Hendricks advanced the power. The meters read up, and the anchoring tractors moved slightly in their gimbals and became immobile. The projectors forming the tripod of inflexible beams took up all the remaining slack in the beam system. Not one piece of unprotected matter was left to form a weak link. Beams of sheer energy, efficient to within a fraction of a percent of the ideal one hundred percent, linked the beams invisibly. A system of inflexible energy, driven and maintained by the energy output of a star—driven to rip the core out of the star itself.

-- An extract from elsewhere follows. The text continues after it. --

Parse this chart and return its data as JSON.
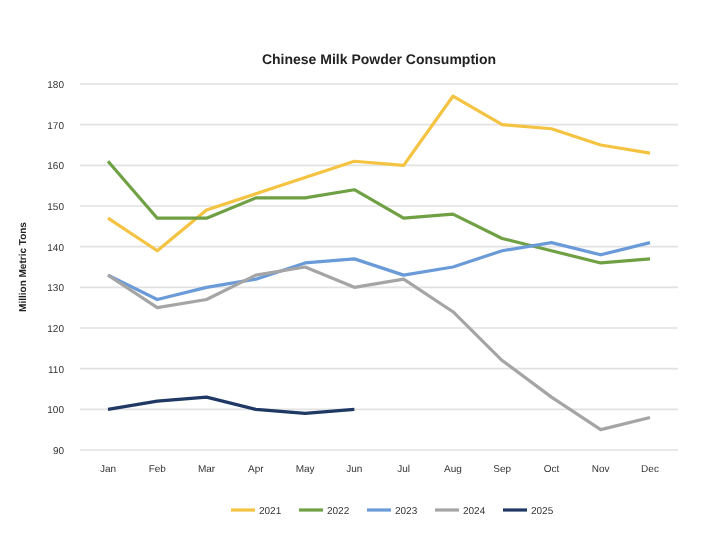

The beams thickened as the automatic control advanced in timed steps. Evaporation from the lake of liquid helium increased as the superconductors warmed slightly from the terrible load.

A wrenching—feeling—came to them.

A meter indicated that one of the beams—the sphere beam clutching a five thousand mile sphere of stellar center—indicated a movement of point one seven four inches.


The automatic controller went up another stepless interval, and the wrenched—feeling—increased.

Through the viewport, the small flaming disk of VanMaanen's Star blazed at them. It looked as though it were quite ignorant of the cosmic forces that were tearing at its vitals. There was an air of saucy disregard in its placid, immobile brightness.

The pressure increased.

"At this point we jerked up a slab of Brimstone's hard crust," remarked Hendricks.

But Brimstone was not in the link. Brimstone was not even present. The inflexible tripod of energy would scorn to move with the planet. The control room and the main development housing connected to the high base of the projector network were depending upon the invisible tripod of energy, deep in space. Brimstone was a large moon, a gibbous last quarter, out through one side window.